2000--Subsec. (c)(6). Pub. L. 106-377 added par. (6).
1996--Subsec. (c)(4)(D). Pub. L. 104-260 added subpar. (D).
1995--Subsec. (c)(5). Pub. L. 104-59 added par. (5).
1990--Subsecs. (a), (b). Pub. L. 101-549, Sec. 110(4), struck out subsec. (a) which related to approval of projects or award of grants, and subsec. (b) which related to implementation of approved or promulgated plans.
Subsec. (c). Pub. L. 101-549, Sec. 101(f), designated existing provisions as par. (1), struck out "(1)", "(2)", "(3)", and "(4)" before "engage in", "support in", "license or", and "approve, any", respectively, substituted "conform to an implementation plan after it" for "conform to a plan after it", "conform to an implementation plan approved" for "conform to a plan approved", and "conformity to such an implementation plan shall" for "conformity to such a plan shall", inserted "Conformity to an implementation plan means-" followed immediately by subpars. (A) and (B) and closing provisions relating to determination of conformity being based on recent estimates of emissions and the determination of such estimates, and added pars. (2) to (4).
1977--Subsec. (a)(1). Pub. L. 95-190 inserted "national" before "primary".

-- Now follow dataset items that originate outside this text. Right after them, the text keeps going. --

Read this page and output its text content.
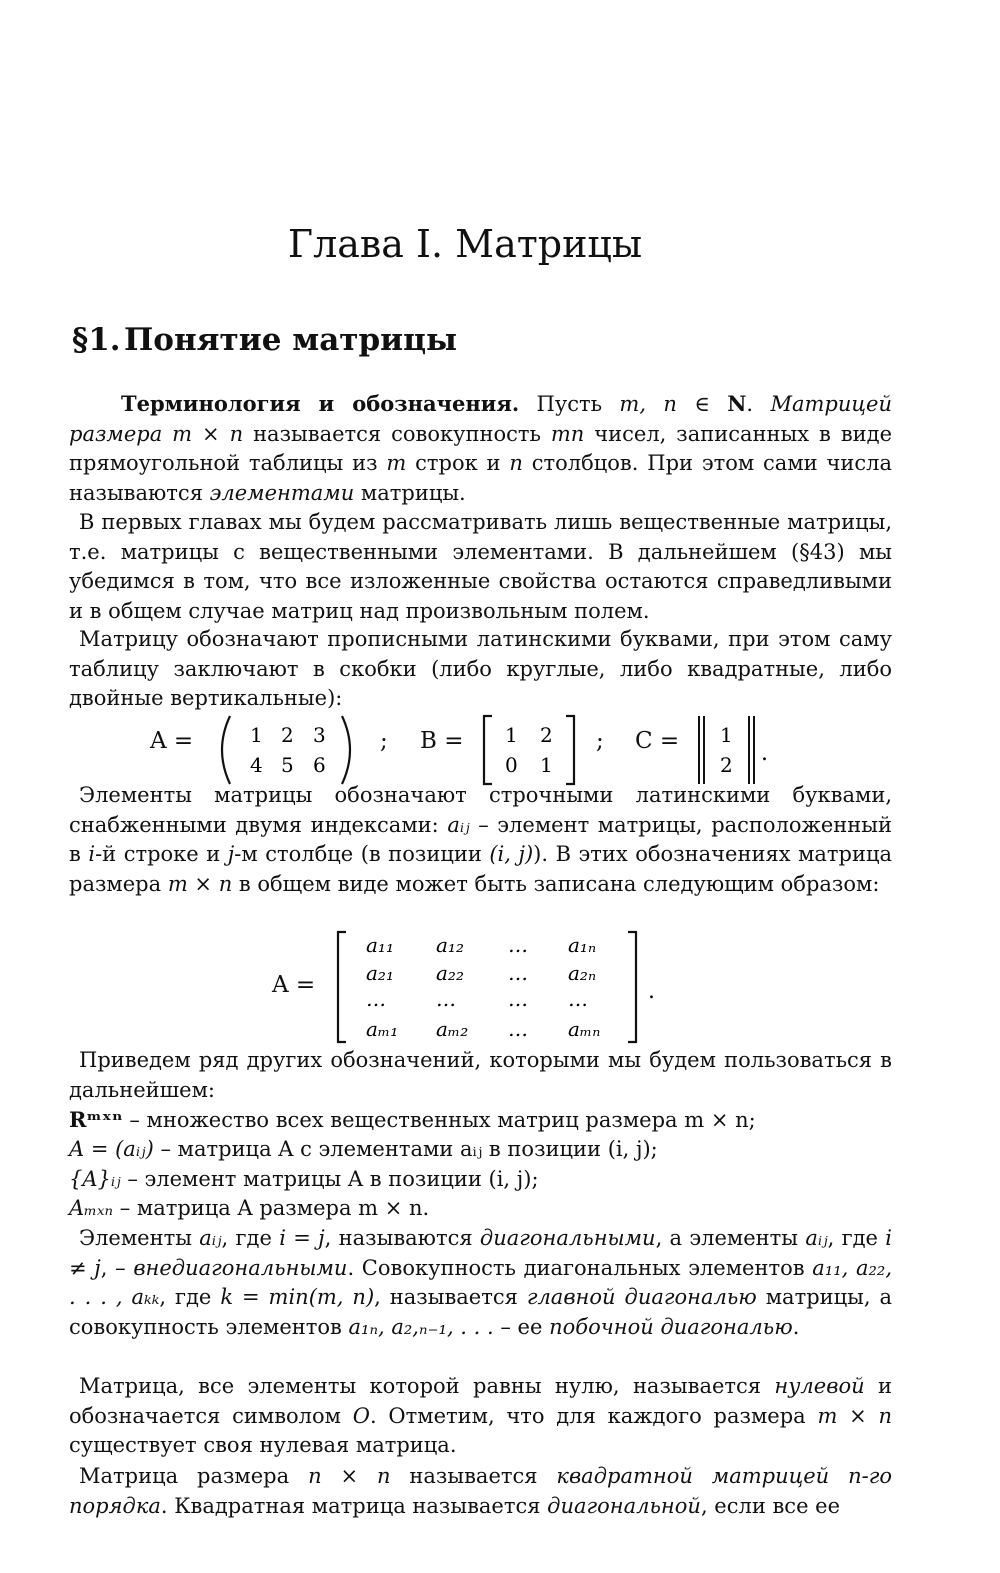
Глава I. Матрицы
§1. Понятие матрицы

Терминология и обозначения. Пусть m, n ∈ N. Матрицей размера m × n называется совокупность mn чисел, записанных в виде прямоугольной таблицы из m строк и n столбцов. При этом сами числа называются элементами матрицы.

В первых главах мы будем рассматривать лишь вещественные матрицы, т.е. матрицы с вещественными элементами. В дальнейшем (§43) мы убедимся в том, что все изложенные свойства остаются справедливыми и в общем случае матриц над произвольным полем.

Матрицу обозначают прописными латинскими буквами, при этом саму таблицу заключают в скобки (либо круглые, либо квадратные, либо двойные вертикальные):

A =	1 2 3
4 5 6
; B = 1 2
0 1
; C = 1
2 .

Элементы матрицы обозначают строчными латинскими буквами, снабженными двумя индексами: aᵢⱼ – элемент матрицы, расположенный в i-й строке и j-м столбце (в позиции (i, j)). В этих обозначениях матрица размера m × n в общем виде может быть записана следующим образом:

A =
a₁₁ a₁₂ … a₁ₙ
a₂₁ a₂₂ … a₂ₙ
…	…	… …
aₘ₁ aₘ₂ … aₘₙ
.

Приведем ряд других обозначений, которыми мы будем пользоваться в дальнейшем:

Rᵐˣⁿ – множество всех вещественных матриц размера m × n;

A = (aᵢⱼ) – матрица A с элементами aᵢⱼ в позиции (i, j);

{A}ᵢⱼ – элемент матрицы A в позиции (i, j);

Aₘₓₙ – матрица A размера m × n.

Элементы aᵢⱼ, где i = j, называются диагональными, а элементы aᵢⱼ, где i ≠ j, – внедиагональными. Совокупность диагональных элементов a₁₁, a₂₂, . . . , aₖₖ, где k = min(m, n), называется главной диагональю матрицы, а совокупность элементов a₁ₙ, a₂,ₙ₋₁, . . . – ее побочной диагональю.

Матрица, все элементы которой равны нулю, называется нулевой и обозначается символом O. Отметим, что для каждого размера m × n существует своя нулевая матрица.

Матрица размера n × n называется квадратной матрицей n-го порядка. Квадратная матрица называется диагональной, если все ее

[1] Areas are subject to transportation conformity if they are nonattainment or maintenance for ozone, carbon monoxide, PM2.5, PM10 or nitrogen dioxide.

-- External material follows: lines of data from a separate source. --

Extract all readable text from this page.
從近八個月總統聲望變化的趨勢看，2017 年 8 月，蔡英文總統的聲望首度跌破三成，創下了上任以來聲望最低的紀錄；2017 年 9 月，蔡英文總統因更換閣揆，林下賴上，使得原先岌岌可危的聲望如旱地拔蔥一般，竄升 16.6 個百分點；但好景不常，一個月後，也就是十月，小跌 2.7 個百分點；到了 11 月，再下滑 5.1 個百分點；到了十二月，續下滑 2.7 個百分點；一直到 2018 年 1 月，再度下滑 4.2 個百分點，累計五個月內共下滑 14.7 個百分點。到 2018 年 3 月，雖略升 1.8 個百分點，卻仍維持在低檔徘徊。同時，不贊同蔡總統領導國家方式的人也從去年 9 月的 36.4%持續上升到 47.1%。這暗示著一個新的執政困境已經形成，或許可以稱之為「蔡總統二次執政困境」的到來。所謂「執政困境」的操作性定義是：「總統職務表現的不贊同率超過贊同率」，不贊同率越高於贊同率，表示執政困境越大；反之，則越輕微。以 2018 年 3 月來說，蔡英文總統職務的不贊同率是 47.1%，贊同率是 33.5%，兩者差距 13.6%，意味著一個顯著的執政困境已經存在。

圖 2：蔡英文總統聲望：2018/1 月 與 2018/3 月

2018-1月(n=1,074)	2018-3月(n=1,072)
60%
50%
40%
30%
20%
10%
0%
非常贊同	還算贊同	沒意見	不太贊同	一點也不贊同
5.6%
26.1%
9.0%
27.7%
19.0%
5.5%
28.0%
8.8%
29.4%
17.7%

[2] Regionally significant project, as defined in 40 CFR 93.101, means a transportation project (other than an exempt project that is on a facility which serves regional transportation needs (such as access to and from the area outside of the region, major activity centers in the region, major planned developments such as new retail malls, sports complexes, etc., or transportation terminals as well as most terminals themselves) and would normally be included in the modeling of a metropolitan area's transportation network, including at a minimum all principal arterial highways and all fixed guideway transit facilities that offer an alternative to regional highway travel.

[3] A conformity horizon year is defined in 40 CFR 93.101 as a year for which the transportation plan describes the envisioned transportation system according to 40 CFR 93.106.

[4] Portland, OR; Albuquerque, NM; Texas; and Boston, MA have TCM substitution mechanisms in their approved SIPs.

[5] RACM requirements do not apply in maintenance areas.

[6] Provided that all applicable RACM and BACM requirements are met, EPA believes that TCMs substituted through the use of the mechanism contained in SAFETEA-LU would fulfill the requirements of Clean Air Act section 193 because the substitute TCMs provide equivalent emission reductions and therefore would not interfere with reasonable further progress or attainment. The requirements in Clean Air Act section 110(l) would not apply to substitutions made through the mechanism contained in SAFETEA-LU because section 110(l) only applies to control measures approved into the SIP by EPA and these substitutions do not require EPA SIP approval.

[7] The notebook system for compiling SIPs is a process under which EPA revises 40 CFR Part 52 by: 1) revising charts listed in the Identification of Plan section; 2) submitting State regulatory revisions for incorporation by reference into the SIP by means of a revised annual compilation (generally in a looseleaf notebook) of all State regulations listed in these Identification of Plan charts rather than by piecemeal regulation updates; and 3) updating the list of non-regulatory measures in the State's SIP through the use of an informational notice in the rules section of the Federal Register. Non-regulatory measures are not incorporated by reference into the Code of Federal Regulations; therefore, these materials are maintained in the notebook for the State at the EPA regional office and in a notebook maintained in the Office of the Federal Register.

[8] Conformity SIPs are different from control strategy SIPs or maintenance plans, as they only include state conformity procedures and not motor vehicle emissions budgets or air quality demonstrations.